German sausages are very good. Even the great Goethe, in dying, remembered to send a sausage to his æsthetic love of a lifetime, the Frau Von Stein.
Thackeray, who was keenly alive to the horrors of German cookery, says that whatever is not sour is greasy, and whatever is not greasy is sour. The curious bill of fare of a middle-class German table is something like this: They begin with a pudding. They serve sweet preserved fruit with the meat, generally stewed cherries. They go on with dreadful dishes of cabbage and preparations of milk, curdled, soured, and cheesed.
Dr. Lieber, the learned philologist, was eloquent on the subject of the coarseness of the German appetite. He had early corrected his by a visit to Italy, and he remarked, with his usual profundity, that it was "the more incomprehensible as nature had given Germany the finest wines with which to wash down the worst cookery."
A favourite dish is potato pancakes.
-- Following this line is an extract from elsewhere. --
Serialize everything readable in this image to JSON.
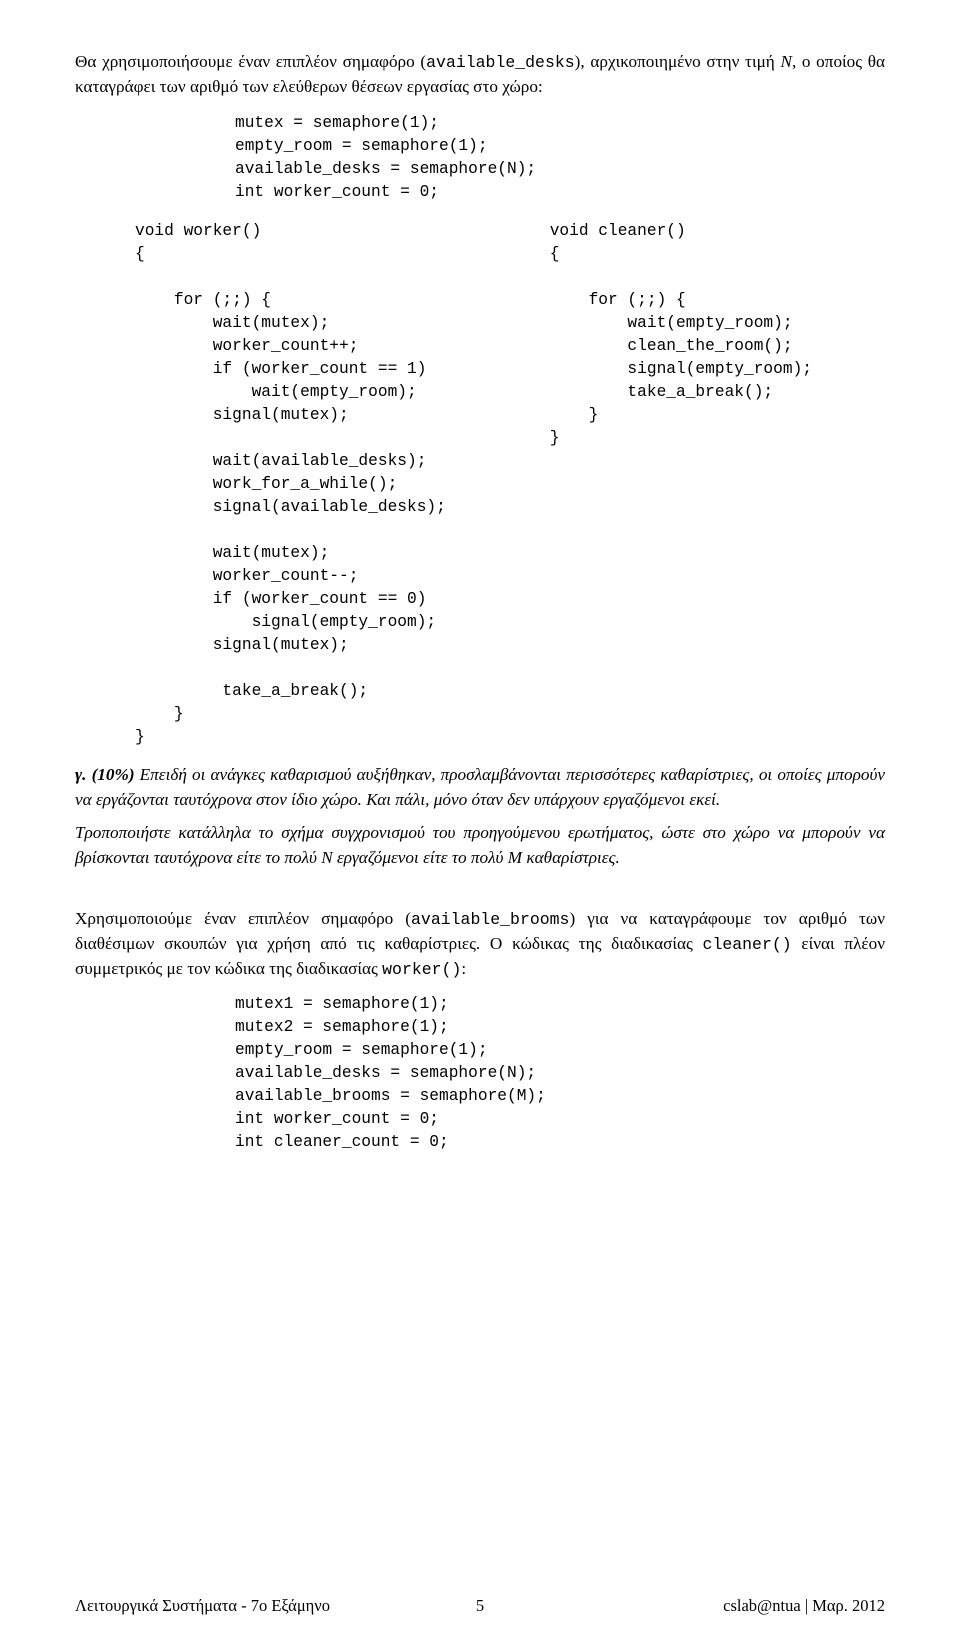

The raw potatoes are scraped fine, mixed with milk, and then treated like flour cakes, served with apple or plum sauce.
Sauer-kraut is ridiculed, but it is only cabbage cut fine and pickled. There are two delicious dishes in which it plays an important part: one is roast pheasant cut fine and cooked with sauer-kraut and champagne; the other is sauer-kraut cooked in the croûte of a Strasbourg pâté de foie gras.
Favourite Austro-Hungarian dishes are bachhendl, baked spring-chicken,—the chicken rolled into a paste of egg flour and then baked. It is rather dry to eat, but just the thing with a bottle of Hungarian wine. Also a beefsteak with plenty of paprika, or Hungarian red pepper, Brinsa cheese, pot cheese, made in the Carpathian mountains and baked in a hot oven.
Brook trout is never fried, but boiled in water, and then served surrounded by parsley in melted butter.
In eastern Russia grows a pea, the gray pea, which is boiled and eaten like peanuts by peeling off the hard skin, or boiled with some sort of sour-sweet sauce, which softens the skin. This pea is such a favourite with the Lithuanians that it is made the subject of poetry.